I am building a simple scraper that connects to the azure server and executes a sql script based on the data collected. I have built my pipelines
using pymssql
, however I get the following error up to this point:
pymssql._pymssql.OperationalError: (2714, b"There is already an object named 'idP' in the database.DB-Lib error message 20018, severity 16:\nGeneral SQL Server error: Check messages from the SQL Server\n")
What happens I think is because scrapy is single-threaded, then it creates a new database each time.
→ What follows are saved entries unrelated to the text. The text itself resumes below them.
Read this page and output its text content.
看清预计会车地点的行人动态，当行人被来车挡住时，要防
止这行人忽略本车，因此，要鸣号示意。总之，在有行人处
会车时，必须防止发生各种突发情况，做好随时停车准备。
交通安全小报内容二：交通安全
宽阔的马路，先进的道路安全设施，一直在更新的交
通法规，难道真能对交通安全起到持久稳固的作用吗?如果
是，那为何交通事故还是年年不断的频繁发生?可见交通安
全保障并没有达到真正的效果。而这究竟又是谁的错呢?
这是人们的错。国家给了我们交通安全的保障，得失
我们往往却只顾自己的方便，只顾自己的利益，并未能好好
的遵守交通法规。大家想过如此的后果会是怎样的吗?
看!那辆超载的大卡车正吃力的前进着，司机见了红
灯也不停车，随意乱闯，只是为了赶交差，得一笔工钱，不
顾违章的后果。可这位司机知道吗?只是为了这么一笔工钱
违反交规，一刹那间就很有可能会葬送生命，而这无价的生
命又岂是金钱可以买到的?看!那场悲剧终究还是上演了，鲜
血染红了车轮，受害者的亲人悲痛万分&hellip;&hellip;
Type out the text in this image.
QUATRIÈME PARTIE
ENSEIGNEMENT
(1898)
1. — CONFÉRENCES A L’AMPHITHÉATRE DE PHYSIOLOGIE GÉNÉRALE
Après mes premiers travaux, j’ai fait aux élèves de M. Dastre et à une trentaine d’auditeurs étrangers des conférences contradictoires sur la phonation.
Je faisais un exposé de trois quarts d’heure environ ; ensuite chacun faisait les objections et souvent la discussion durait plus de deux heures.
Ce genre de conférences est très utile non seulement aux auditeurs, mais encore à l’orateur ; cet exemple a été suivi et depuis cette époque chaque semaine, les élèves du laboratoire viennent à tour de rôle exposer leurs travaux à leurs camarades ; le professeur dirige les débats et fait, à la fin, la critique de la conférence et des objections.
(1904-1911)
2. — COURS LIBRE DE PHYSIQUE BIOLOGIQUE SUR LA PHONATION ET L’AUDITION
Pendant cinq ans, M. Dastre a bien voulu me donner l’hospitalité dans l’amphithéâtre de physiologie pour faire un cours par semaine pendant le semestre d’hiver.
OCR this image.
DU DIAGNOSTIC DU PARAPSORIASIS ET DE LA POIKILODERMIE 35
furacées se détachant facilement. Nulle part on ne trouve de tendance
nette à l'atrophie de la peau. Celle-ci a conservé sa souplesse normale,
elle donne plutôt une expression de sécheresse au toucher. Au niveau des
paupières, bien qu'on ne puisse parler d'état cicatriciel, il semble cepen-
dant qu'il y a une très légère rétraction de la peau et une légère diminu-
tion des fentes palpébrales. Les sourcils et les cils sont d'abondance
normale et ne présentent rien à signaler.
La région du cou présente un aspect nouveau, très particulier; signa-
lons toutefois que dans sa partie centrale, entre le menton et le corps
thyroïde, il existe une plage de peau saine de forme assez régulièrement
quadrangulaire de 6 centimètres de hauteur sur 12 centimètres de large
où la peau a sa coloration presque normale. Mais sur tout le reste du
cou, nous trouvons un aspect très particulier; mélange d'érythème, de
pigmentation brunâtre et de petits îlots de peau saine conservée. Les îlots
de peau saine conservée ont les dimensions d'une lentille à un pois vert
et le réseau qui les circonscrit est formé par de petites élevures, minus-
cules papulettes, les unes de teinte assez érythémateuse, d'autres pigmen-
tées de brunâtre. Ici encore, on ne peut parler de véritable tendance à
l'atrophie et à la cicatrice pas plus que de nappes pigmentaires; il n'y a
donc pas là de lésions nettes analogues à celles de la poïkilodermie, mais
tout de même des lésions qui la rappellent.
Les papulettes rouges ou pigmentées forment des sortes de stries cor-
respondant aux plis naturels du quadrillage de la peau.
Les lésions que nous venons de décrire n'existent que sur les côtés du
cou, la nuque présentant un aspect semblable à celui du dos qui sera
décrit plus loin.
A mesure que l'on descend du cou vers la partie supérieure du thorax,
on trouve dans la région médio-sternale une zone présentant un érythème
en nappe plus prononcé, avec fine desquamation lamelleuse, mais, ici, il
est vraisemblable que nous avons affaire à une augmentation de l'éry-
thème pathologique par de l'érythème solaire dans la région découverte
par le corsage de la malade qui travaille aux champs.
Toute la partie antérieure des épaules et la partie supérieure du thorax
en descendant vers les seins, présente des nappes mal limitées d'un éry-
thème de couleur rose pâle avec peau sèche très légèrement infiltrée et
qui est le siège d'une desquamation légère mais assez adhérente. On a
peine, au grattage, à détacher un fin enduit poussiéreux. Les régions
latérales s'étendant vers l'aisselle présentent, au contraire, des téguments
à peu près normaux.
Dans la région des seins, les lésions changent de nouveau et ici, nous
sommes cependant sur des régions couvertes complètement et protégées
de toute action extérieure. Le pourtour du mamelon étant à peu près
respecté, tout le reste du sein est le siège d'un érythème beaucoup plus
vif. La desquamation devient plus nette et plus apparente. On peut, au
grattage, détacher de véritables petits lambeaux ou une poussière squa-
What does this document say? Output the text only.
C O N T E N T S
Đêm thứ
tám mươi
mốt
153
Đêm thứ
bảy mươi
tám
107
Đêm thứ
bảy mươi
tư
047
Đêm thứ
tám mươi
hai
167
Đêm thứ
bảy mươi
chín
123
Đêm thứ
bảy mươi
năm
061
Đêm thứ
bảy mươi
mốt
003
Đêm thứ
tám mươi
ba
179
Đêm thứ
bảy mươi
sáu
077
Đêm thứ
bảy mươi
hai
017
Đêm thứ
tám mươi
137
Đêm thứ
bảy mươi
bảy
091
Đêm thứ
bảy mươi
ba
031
How can I create a database and keep updating it?
Here's my scraper:
import scrapy
from sqlAzure.items import SqlazureItem
class AzureSpider(scrapy.Spider):
name = 'azure'
#allowed_domains = ['x']
start_urls = ['https://books.toscrape.com']
def parse(self, response):
items = SqlazureItem()
container = response.xpath("//ol[@class = 'row']")
for data in container:
for ab in data.xpath('.//p[@class = "price_color"]//text()').getall():
items = SqlazureItem()
items['price'] = int(ab.split('£')[-1].split('.')[0])
yield items
Pipelines:
from itemadapter import ItemAdapter
import pymssql
class SqlazurePipeline:
def __init__(self):
self.conn = pymssql.connect("xxx.database.windows.net", "xxx", "xxx", "xxx")
self.cursor = self.conn.cursor()
def process_item(self, item, spider):
self.cursor.execute("CREATE TABLE idP (price int)",
(item['price']))
self.conn.commit()
return item